Trust that you have created an engaging premise with captivating characters. Trust your writers. Trust your art direction. And then don’t rely on cliffhangers to try and compel people to return to you. End the short term plots and slowly build up the long term, character-driven plots. It’s very basic, my friends. People don’t come back because your hero is in danger. We know he’ll live. So stop trying so hard to extract drama out of the immediate conflict and simply resolve the immediate conflict in the same episode. People come back because they like the hero and they like how he or she solves (or simply manages) problems. If you take six months to get to a resolution like comic book writers do, you lose readers. That’s because the readers lose sight of what is interesting.

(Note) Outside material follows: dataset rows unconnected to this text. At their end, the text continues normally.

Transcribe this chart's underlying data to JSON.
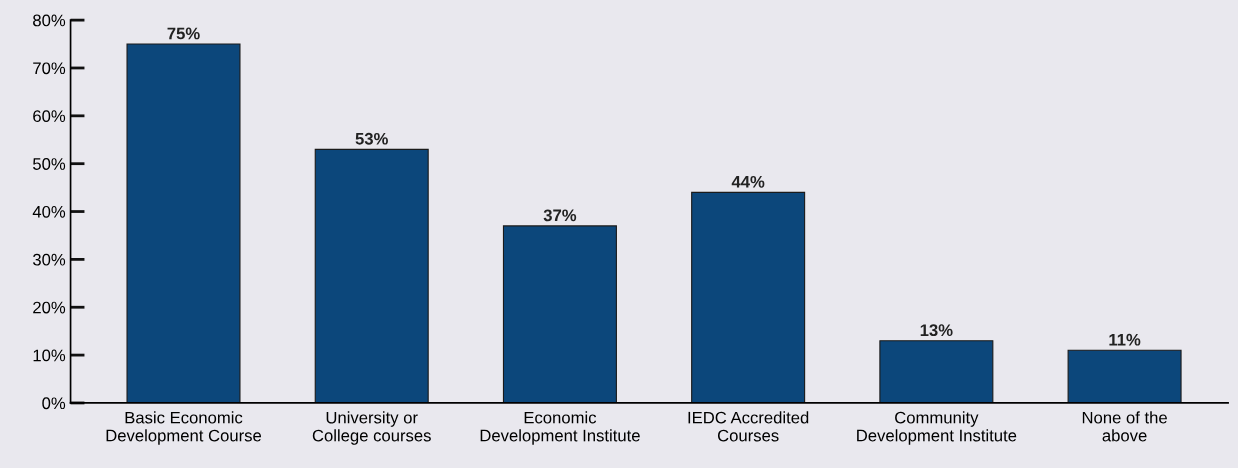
{
  "chart_data": {
    "type": "bar",
    "categories": [
      "Basic Economic\nDevelopment Course",
      "University or\nCollege courses",
      "Economic\nDevelopment Institute",
      "IEDC Accredited\nCourses",
      "Community\nDevelopment Institute",
      "None of the\nabove"
    ],
    "values": [
      75,
      53,
      37,
      44,
      13,
      11
    ],
    "value_labels": [
      "75%",
      "53%",
      "37%",
      "44%",
      "13%",
      "11%"
    ],
    "color": "#0c477b",
    "ylim": [
      0,
      80
    ],
    "yticks": [
      {
        "value": 0,
        "label": "0%"
      },
      {
        "value": 10,
        "label": "10%"
      },
      {
        "value": 20,
        "label": "20%"
      },
      {
        "value": 30,
        "label": "30%"
      },
      {
        "value": 40,
        "label": "40%"
      },
      {
        "value": 50,
        "label": "50%"
      },
      {
        "value": 60,
        "label": "60%"
      },
      {
        "value": 70,
        "label": "70%"
      },
      {
        "value": 80,
        "label": "80%"
      }
    ],
    "grid": false
  }
}
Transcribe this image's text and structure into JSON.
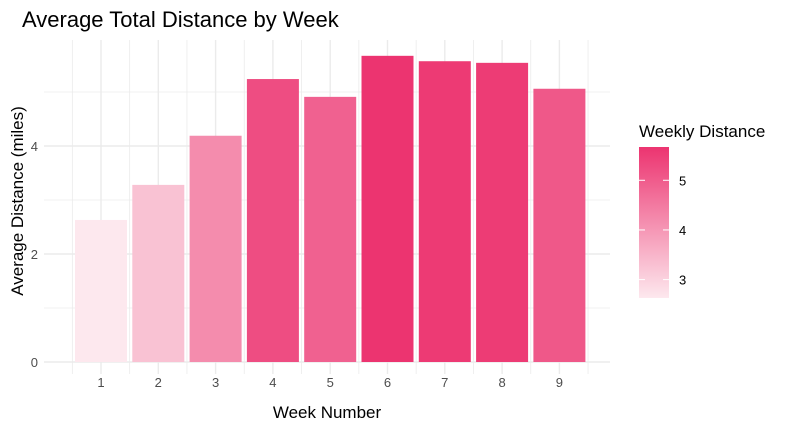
{
  "chart_data": {
    "type": "bar",
    "title": "Average Total Distance by Week",
    "xlabel": "Week Number",
    "ylabel": "Average Distance (miles)",
    "categories": [
      "1",
      "2",
      "3",
      "4",
      "5",
      "6",
      "7",
      "8",
      "9"
    ],
    "values": [
      2.63,
      3.28,
      4.19,
      5.24,
      4.91,
      5.67,
      5.57,
      5.54,
      5.06
    ],
    "ylim": [
      0,
      6
    ],
    "yticks": [
      0,
      2,
      4
    ],
    "grid": true,
    "legend": {
      "title": "Weekly Distance",
      "position": "right",
      "type": "colorbar",
      "ticks": [
        3,
        4,
        5
      ],
      "range": [
        2.63,
        5.67
      ],
      "low_color": "#fde8ee",
      "high_color": "#ec3470"
    }
  }
}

Each unit of storytelling that is sold or released should give the audience a plot with a resolution AND the seeds for developing overarching plots. It’s not a secret. So stop writing comic books all wrong.
That goes for all of you.
On HBO, there’s a show called Girls that you probably heard about. Some of the characters have storylines based in Greenpoint, Brooklyn which is where I live. It’s a pretty good show. Much more amorphous than many other modern television dramas are structured but much more interesting for the fact that this show eschews many of the tried and true formulas. Yet it clings to other formulas.

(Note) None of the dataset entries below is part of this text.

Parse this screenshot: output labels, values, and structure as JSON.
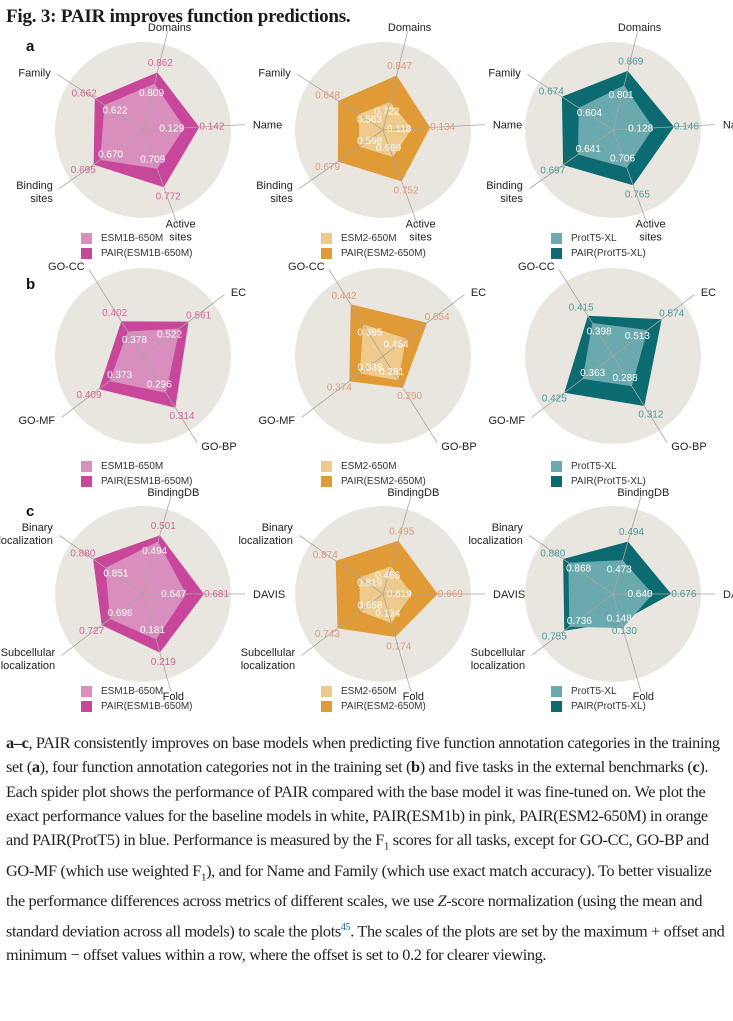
{
  "figure": {
    "title": "Fig. 3: PAIR improves function predictions.",
    "caption": {
      "p1_bold": "a–c",
      "p1": ", PAIR consistently improves on base models when predicting five function annotation categories in the training set (",
      "p1_a": "a",
      "p2": "), four function annotation categories not in the training set (",
      "p2_b": "b",
      "p3": ") and five tasks in the external benchmarks (",
      "p3_c": "c",
      "p4": "). Each spider plot shows the performance of PAIR compared with the base model it was fine-tuned on. We plot the exact performance values for the baseline models in white, PAIR(ESM1b) in pink, PAIR(ESM2-650M) in orange and PAIR(ProtT5) in blue. Performance is measured by the F",
      "p4_sub": "1",
      "p5": " scores for all tasks, except for GO-CC, GO-BP and GO-MF (which use weighted F",
      "p5_sub": "1",
      "p6": "), and for Name and Family (which use exact match accuracy). To better visualize the performance differences across metrics of different scales, we use ",
      "p6_z": "Z",
      "p7": "-score normalization (using the mean and standard deviation across all models) to scale the plots",
      "ref": "45",
      "p8": ". The scales of the plots are set by the maximum + offset and minimum − offset values within a row, where the offset is set to 0.2 for clearer viewing."
    },
    "panel_letters": [
      "a",
      "b",
      "c"
    ]
  },
  "colors": {
    "disk": "#e9e6df",
    "axis_line": "#a9a6a0",
    "pink_base": "#d98fbd",
    "pink_pair": "#c9479b",
    "pink_text": "#d2649f",
    "orange_base": "#eecb8c",
    "orange_pair": "#e09a36",
    "orange_text": "#e09a7a",
    "teal_base": "#6aa9ad",
    "teal_pair": "#0b6b70",
    "teal_text": "#4a9aa3"
  },
  "chart_data": [
    {
      "panel": "a",
      "type": "radar",
      "title": "",
      "axes": [
        "Domains",
        "Name",
        "Active sites",
        "Binding sites",
        "Family"
      ],
      "axis_label_lines": [
        [
          "Domains"
        ],
        [
          "Name"
        ],
        [
          "Active",
          "sites"
        ],
        [
          "Binding",
          "sites"
        ],
        [
          "Family"
        ]
      ],
      "charts": [
        {
          "legend": [
            "ESM1B-650M",
            "PAIR(ESM1B-650M)"
          ],
          "palette": "pink",
          "series": [
            {
              "name": "ESM1B-650M",
              "values": [
                0.809,
                0.129,
                0.709,
                0.67,
                0.622
              ]
            },
            {
              "name": "PAIR(ESM1B-650M)",
              "values": [
                0.862,
                0.142,
                0.772,
                0.695,
                0.662
              ]
            }
          ]
        },
        {
          "legend": [
            "ESM2-650M",
            "PAIR(ESM2-650M)"
          ],
          "palette": "orange",
          "series": [
            {
              "name": "ESM2-650M",
              "values": [
                0.722,
                0.118,
                0.669,
                0.598,
                0.563
              ]
            },
            {
              "name": "PAIR(ESM2-650M)",
              "values": [
                0.847,
                0.134,
                0.752,
                0.679,
                0.648
              ]
            }
          ]
        },
        {
          "legend": [
            "ProtT5-XL",
            "PAIR(ProtT5-XL)"
          ],
          "palette": "teal",
          "series": [
            {
              "name": "ProtT5-XL",
              "values": [
                0.801,
                0.128,
                0.706,
                0.641,
                0.604
              ]
            },
            {
              "name": "PAIR(ProtT5-XL)",
              "values": [
                0.869,
                0.146,
                0.765,
                0.697,
                0.674
              ]
            }
          ]
        }
      ]
    },
    {
      "panel": "b",
      "type": "radar",
      "title": "",
      "axes": [
        "EC",
        "GO-BP",
        "GO-MF",
        "GO-CC"
      ],
      "axis_label_lines": [
        [
          "EC"
        ],
        [
          "GO-BP"
        ],
        [
          "GO-MF"
        ],
        [
          "GO-CC"
        ]
      ],
      "charts": [
        {
          "legend": [
            "ESM1B-650M",
            "PAIR(ESM1B-650M)"
          ],
          "palette": "pink",
          "series": [
            {
              "name": "ESM1B-650M",
              "values": [
                0.522,
                0.296,
                0.373,
                0.378
              ]
            },
            {
              "name": "PAIR(ESM1B-650M)",
              "values": [
                0.561,
                0.314,
                0.409,
                0.402
              ]
            }
          ]
        },
        {
          "legend": [
            "ESM2-650M",
            "PAIR(ESM2-650M)"
          ],
          "palette": "orange",
          "series": [
            {
              "name": "ESM2-650M",
              "values": [
                0.464,
                0.281,
                0.338,
                0.395
              ]
            },
            {
              "name": "PAIR(ESM2-650M)",
              "values": [
                0.554,
                0.29,
                0.374,
                0.442
              ]
            }
          ]
        },
        {
          "legend": [
            "ProtT5-XL",
            "PAIR(ProtT5-XL)"
          ],
          "palette": "teal",
          "series": [
            {
              "name": "ProtT5-XL",
              "values": [
                0.513,
                0.288,
                0.363,
                0.398
              ]
            },
            {
              "name": "PAIR(ProtT5-XL)",
              "values": [
                0.574,
                0.312,
                0.425,
                0.415
              ]
            }
          ]
        }
      ]
    },
    {
      "panel": "c",
      "type": "radar",
      "title": "",
      "axes": [
        "BindingDB",
        "DAVIS",
        "Fold",
        "Subcellular localization",
        "Binary localization"
      ],
      "axis_label_lines": [
        [
          "BindingDB"
        ],
        [
          "DAVIS"
        ],
        [
          "Fold"
        ],
        [
          "Subcellular",
          "localization"
        ],
        [
          "Binary",
          "localization"
        ]
      ],
      "charts": [
        {
          "legend": [
            "ESM1B-650M",
            "PAIR(ESM1B-650M)"
          ],
          "palette": "pink",
          "series": [
            {
              "name": "ESM1B-650M",
              "values": [
                0.494,
                0.647,
                0.181,
                0.696,
                0.851
              ]
            },
            {
              "name": "PAIR(ESM1B-650M)",
              "values": [
                0.501,
                0.681,
                0.219,
                0.727,
                0.88
              ]
            }
          ]
        },
        {
          "legend": [
            "ESM2-650M",
            "PAIR(ESM2-650M)"
          ],
          "palette": "orange",
          "series": [
            {
              "name": "ESM2-650M",
              "values": [
                0.466,
                0.619,
                0.134,
                0.658,
                0.819
              ]
            },
            {
              "name": "PAIR(ESM2-650M)",
              "values": [
                0.495,
                0.669,
                0.174,
                0.743,
                0.874
              ]
            }
          ]
        },
        {
          "legend": [
            "ProtT5-XL",
            "PAIR(ProtT5-XL)"
          ],
          "palette": "teal",
          "series": [
            {
              "name": "ProtT5-XL",
              "values": [
                0.473,
                0.64,
                0.148,
                0.736,
                0.868
              ]
            },
            {
              "name": "PAIR(ProtT5-XL)",
              "values": [
                0.494,
                0.676,
                0.13,
                0.755,
                0.88
              ]
            }
          ]
        }
      ]
    }
  ]
}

I’m not usually happy with the way sex is used in popular entertainment stories but the sex scenes in Girls are pretty shocking for how lived-in they feel. These aren’t sex scenes where the cameras cut to artful montages of knees and shoulder blades. The sex scenes are actual stories in themselves. With each participant wanting something from the sex and often with differing results.
Sex that is treated as a battle of sorts, something that can leave participants happy, empty, deluded or amused. It’s very rare to see sex depicted as the lively, continually-evolving part of a relationship that it factually is.